Отдохнувшие и посвежевшие за время настройки коллег, мы бодро отбомбили свои полчаса. Реакция аудитории нас поразила. Их был полный зал, они отличались живым и смышлёным внешним видом – в отличие от столичной публики, которая всегда глядит на сцену с огромным недоверием и с таким выражением коллективного лица, будто музыканты насильно явились к публике домой и посредством обмана и угроз принялись мучить своей музыкой простых и честных людей, полагавших, что вместо слушания музыки им было бы гораздо лучше заняться чем-то более приятным: например, употребить спиртных напитков и вдохнуть продукты сгорания различных сушёных растений. Но невоградцы совсем не таковы. Во время песен они улыбались, приплясывали и явственно тащились. Зато когда наступал перерыв между песнями, в зале воцарялась глубокая тишина, и помещение оглашали редкие хлопки – то мужественно шизовало у самой сцены одинокое Средоточие вселенной.
Мы не особенно удивлялись, наслышанные по выступлениям специализированной прессы и рассказам коллег о трудностях в приёме невоградскими слушателями столичных групп.
Впрочем, не хлопали и следующей группе, хоть она была и местная. Но нас это тоже не особенно удивило – такой скукотище мы бы и сами хлопать не стали. Да и потом, рассуждали мы, народ пришёл на «Радиоприёмник».
Выступления «Радиоприёмника» мы не видели – устали, пошли в гримерку пить пиво и выслушивать восторги Средоточия вселенной вперемешку со справедливой критикой его же. Потом Железная Нога с Валентином и Бодровым играли в коридоре в волейбол, потом я нашёл в каморке противогаз и стал в нем бегать по всему ДК.
Притомившись, на какой-то полутёмной лестнице я сел на ступеньки и снял противогаз.
Этажом ниже на площадку вышли хозяин клуба Вася Голоденков и вокалист «Радиоприёмника» Михаил Легавкин.
– Странная к тебе, Вася, публика ходит, – услышал я. – Не хлопают совсем.
– Погода такая, – ответил Вася и сплюнул.
Мы играем в ящик
– Обязательно надо попасть в ящик, – снова завёл свою шарманку Димон, наш играющий директор. – Без ящика никакие серьёзные люди с нами даже разговаривать не станут.
«Попасть в ящик» – означало в те годы быть показанным по телевизору.
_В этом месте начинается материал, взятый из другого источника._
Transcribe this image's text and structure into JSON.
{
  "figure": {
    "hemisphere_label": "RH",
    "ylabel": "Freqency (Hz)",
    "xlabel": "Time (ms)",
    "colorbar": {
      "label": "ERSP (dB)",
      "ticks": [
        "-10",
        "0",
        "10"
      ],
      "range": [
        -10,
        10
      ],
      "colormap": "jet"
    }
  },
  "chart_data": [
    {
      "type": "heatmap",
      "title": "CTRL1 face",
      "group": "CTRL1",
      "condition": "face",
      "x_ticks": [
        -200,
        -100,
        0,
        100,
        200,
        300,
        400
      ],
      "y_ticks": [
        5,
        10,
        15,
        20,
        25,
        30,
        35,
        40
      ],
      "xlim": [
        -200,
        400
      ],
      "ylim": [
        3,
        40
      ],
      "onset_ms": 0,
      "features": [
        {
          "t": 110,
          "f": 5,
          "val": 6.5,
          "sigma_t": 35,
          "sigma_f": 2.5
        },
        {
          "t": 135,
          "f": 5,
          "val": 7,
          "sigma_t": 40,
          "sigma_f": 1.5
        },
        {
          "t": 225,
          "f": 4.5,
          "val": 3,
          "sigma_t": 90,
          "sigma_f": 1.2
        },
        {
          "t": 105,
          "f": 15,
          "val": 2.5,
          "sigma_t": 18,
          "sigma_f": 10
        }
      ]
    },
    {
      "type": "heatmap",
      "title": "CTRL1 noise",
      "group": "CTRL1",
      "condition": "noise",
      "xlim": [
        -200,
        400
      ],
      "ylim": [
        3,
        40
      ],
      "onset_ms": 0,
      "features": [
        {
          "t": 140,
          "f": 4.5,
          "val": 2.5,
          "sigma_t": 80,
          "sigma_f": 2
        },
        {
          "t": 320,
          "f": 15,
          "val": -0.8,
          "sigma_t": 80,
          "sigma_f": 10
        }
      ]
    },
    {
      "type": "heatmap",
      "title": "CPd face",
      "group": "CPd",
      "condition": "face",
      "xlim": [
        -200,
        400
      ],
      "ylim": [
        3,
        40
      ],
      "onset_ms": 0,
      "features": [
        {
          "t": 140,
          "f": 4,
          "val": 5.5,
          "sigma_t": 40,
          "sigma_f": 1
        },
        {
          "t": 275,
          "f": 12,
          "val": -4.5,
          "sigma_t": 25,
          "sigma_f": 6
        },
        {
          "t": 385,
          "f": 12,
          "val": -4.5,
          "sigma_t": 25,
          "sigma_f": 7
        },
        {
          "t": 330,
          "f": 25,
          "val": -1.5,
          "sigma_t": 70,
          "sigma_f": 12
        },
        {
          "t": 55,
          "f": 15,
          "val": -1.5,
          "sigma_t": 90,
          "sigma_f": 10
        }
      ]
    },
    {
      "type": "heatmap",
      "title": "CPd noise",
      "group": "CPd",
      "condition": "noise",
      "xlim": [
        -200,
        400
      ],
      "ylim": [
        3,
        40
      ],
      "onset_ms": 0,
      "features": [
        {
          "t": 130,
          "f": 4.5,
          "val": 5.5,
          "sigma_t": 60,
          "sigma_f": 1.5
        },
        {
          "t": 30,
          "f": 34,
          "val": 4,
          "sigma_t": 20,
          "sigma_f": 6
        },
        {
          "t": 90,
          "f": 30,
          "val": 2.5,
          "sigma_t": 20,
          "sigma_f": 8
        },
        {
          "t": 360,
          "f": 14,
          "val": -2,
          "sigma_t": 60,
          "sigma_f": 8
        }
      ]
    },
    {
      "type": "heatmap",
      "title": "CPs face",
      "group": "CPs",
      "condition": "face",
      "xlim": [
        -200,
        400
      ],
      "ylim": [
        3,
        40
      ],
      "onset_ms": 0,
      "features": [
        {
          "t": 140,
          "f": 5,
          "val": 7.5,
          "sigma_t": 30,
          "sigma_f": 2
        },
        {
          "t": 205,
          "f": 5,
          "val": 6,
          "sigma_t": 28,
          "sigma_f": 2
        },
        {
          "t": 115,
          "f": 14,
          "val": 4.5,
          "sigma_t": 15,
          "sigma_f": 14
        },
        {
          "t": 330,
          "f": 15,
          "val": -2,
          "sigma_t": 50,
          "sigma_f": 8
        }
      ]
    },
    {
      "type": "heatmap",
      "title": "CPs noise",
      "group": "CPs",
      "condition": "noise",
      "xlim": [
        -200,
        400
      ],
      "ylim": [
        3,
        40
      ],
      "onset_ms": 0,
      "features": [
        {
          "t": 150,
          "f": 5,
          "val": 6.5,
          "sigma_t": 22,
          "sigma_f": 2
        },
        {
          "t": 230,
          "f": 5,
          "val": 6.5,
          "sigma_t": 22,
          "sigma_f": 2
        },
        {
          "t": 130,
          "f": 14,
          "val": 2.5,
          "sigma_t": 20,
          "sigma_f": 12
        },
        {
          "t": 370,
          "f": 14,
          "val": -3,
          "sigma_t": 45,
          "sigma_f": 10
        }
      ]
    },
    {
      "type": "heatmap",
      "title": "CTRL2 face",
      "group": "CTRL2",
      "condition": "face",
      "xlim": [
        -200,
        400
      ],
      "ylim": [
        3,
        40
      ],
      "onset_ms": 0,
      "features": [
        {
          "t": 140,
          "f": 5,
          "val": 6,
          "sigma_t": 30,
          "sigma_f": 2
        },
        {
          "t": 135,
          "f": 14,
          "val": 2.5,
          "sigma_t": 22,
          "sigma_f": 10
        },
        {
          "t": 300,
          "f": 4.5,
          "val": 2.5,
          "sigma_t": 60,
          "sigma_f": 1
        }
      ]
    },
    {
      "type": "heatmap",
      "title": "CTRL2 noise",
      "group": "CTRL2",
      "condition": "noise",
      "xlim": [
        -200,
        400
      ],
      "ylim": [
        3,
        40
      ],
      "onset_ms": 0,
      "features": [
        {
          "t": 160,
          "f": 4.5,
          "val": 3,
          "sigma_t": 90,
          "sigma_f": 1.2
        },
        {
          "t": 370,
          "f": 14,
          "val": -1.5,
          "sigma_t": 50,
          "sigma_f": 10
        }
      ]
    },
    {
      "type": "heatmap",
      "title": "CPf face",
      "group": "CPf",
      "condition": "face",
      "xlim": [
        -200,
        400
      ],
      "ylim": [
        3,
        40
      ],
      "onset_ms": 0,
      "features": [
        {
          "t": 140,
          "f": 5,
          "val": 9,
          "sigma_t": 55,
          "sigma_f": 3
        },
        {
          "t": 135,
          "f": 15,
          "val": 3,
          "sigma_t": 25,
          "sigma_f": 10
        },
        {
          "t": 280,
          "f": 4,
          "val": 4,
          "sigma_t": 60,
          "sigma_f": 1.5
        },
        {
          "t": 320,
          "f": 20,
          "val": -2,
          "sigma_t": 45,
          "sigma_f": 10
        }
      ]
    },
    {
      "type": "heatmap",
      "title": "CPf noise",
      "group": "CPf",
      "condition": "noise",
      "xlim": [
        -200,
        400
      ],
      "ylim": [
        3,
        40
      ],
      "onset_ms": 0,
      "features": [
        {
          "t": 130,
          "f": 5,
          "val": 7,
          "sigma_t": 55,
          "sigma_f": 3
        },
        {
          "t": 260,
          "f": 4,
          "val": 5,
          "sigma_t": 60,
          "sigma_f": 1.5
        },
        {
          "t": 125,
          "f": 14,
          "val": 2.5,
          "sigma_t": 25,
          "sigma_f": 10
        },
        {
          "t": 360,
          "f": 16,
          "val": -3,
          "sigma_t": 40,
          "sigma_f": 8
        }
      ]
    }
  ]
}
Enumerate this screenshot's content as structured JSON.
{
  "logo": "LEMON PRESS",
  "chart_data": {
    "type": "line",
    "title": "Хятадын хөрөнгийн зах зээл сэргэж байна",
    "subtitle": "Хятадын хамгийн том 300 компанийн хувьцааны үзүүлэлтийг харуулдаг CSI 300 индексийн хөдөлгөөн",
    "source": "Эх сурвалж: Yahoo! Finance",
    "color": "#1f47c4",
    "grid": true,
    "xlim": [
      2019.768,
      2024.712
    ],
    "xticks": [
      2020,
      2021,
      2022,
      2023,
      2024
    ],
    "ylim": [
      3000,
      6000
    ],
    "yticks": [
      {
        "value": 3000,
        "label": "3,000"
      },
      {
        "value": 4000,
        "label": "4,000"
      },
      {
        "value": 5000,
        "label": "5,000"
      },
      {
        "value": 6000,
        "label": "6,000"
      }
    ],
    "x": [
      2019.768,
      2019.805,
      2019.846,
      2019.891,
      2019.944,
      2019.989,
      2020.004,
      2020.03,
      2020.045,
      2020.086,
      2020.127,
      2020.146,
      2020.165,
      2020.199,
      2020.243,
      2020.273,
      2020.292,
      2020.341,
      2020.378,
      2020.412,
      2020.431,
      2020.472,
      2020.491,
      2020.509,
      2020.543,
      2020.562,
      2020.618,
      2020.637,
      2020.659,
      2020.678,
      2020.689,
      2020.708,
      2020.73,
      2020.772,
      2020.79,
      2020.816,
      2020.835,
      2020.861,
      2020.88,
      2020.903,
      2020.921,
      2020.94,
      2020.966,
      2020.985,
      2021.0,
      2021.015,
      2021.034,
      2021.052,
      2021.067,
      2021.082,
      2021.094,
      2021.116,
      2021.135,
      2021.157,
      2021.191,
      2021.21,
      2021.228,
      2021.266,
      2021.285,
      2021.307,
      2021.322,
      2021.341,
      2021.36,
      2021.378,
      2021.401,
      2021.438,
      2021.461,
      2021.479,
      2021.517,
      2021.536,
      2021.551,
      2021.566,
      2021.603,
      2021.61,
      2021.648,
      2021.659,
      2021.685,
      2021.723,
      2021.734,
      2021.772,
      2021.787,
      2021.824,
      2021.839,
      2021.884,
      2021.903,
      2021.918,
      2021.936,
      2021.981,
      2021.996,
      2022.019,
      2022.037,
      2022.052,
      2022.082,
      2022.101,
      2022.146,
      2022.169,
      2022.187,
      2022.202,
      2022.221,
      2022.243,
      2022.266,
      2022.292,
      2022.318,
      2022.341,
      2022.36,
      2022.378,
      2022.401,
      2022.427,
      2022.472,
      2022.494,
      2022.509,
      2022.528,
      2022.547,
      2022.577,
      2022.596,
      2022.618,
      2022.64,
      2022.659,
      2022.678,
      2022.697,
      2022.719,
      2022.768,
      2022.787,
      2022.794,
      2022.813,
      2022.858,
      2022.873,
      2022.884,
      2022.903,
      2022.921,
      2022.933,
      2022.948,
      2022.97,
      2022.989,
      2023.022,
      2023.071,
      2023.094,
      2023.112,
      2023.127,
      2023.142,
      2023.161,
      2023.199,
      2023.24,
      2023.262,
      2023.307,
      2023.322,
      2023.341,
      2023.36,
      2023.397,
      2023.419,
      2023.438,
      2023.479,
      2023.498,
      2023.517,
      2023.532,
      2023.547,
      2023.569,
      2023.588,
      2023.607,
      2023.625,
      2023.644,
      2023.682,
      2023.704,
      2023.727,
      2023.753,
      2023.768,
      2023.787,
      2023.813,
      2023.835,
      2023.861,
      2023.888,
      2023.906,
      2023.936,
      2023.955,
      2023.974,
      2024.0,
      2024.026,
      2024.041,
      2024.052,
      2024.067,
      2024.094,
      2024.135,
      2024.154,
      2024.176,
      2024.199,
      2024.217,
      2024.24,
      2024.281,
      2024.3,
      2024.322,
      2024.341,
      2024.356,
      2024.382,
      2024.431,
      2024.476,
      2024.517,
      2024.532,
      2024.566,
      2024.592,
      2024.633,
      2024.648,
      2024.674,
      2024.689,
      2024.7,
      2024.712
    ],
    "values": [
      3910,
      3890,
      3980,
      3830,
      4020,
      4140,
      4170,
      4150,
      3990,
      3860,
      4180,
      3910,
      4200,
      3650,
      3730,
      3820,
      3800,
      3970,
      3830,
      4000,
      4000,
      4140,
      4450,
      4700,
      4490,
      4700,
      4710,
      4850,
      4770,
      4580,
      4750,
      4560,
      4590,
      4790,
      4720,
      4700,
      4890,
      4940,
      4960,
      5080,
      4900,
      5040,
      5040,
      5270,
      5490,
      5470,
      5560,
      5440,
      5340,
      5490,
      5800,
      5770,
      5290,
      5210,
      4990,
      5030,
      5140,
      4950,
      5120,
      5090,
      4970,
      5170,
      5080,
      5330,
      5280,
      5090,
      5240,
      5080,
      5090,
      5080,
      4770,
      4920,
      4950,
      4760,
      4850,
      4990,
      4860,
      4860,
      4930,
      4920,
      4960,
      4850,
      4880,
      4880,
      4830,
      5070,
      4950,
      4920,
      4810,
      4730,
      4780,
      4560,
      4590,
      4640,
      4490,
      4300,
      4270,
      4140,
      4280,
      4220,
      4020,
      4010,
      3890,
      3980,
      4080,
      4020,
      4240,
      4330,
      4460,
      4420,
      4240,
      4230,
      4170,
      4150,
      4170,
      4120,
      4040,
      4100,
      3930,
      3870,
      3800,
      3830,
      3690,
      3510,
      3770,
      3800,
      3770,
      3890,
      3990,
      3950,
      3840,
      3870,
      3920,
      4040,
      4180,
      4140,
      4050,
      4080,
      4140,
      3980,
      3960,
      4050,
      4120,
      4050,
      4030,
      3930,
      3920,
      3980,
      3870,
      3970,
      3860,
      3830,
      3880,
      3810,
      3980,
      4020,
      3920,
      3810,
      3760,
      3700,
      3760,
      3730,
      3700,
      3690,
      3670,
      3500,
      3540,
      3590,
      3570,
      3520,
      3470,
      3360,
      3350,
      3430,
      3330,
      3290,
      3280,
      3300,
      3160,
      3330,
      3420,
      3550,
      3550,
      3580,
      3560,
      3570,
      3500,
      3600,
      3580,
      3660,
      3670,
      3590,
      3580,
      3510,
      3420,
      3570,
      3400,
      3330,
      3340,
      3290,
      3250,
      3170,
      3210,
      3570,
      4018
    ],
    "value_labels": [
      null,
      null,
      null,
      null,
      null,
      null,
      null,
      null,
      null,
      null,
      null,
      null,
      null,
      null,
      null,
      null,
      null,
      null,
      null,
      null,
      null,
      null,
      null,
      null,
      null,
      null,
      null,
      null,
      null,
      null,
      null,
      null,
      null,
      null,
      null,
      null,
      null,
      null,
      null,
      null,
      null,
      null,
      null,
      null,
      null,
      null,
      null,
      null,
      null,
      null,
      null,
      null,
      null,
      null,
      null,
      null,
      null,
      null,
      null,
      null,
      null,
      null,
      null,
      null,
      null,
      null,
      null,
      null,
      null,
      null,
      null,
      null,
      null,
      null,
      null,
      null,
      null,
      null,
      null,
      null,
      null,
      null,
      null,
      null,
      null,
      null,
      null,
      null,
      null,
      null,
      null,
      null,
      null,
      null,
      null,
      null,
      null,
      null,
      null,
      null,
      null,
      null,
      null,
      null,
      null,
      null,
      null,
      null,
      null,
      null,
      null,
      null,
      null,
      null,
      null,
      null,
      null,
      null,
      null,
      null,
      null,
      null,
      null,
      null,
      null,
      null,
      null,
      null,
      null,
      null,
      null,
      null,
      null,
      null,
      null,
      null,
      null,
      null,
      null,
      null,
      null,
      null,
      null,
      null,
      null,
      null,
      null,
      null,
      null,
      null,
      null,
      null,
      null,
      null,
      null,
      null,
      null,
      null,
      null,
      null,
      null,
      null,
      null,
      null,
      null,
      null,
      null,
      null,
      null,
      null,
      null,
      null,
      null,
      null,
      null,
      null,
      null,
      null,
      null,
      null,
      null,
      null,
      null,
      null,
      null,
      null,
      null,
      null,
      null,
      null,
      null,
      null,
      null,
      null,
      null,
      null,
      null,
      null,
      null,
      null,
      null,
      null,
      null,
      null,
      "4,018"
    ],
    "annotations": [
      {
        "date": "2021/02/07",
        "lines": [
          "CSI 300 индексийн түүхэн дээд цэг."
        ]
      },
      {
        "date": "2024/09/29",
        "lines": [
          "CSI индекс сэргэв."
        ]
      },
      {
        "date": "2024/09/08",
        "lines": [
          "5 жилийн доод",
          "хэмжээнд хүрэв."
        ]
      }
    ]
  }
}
У всей огромной страны всё ещё было единое телевидение, которое смотрели все поголовно, от слесарей до академиков, от лекарей до пекарей и от тайги до суровых морей. Даже в Столице имелось всего четыре телевизионных канала, из которых только два работали весь день. В стране не было ещё интернета, кабельные телевизионные сети ещё только зарождались, словосочетание «спутниковые тарелки» ещё воспринималось как научная фантастика. Вся страна, вся гигантская, покрытая вечной мерзлотой, совхозными полями и стартовыми площадками межконтинентальных баллистических ракет империя добра смотрела два телевизионных канала, которые показывали из Столицы, из телевизионного центра Стаканкино. Один телевизионный канал ещё совсем недавно назывался «Первая программа Центрального телевидения», второй телевизионный канал назывался… правильно – «Вторая программа Центрального телевидения».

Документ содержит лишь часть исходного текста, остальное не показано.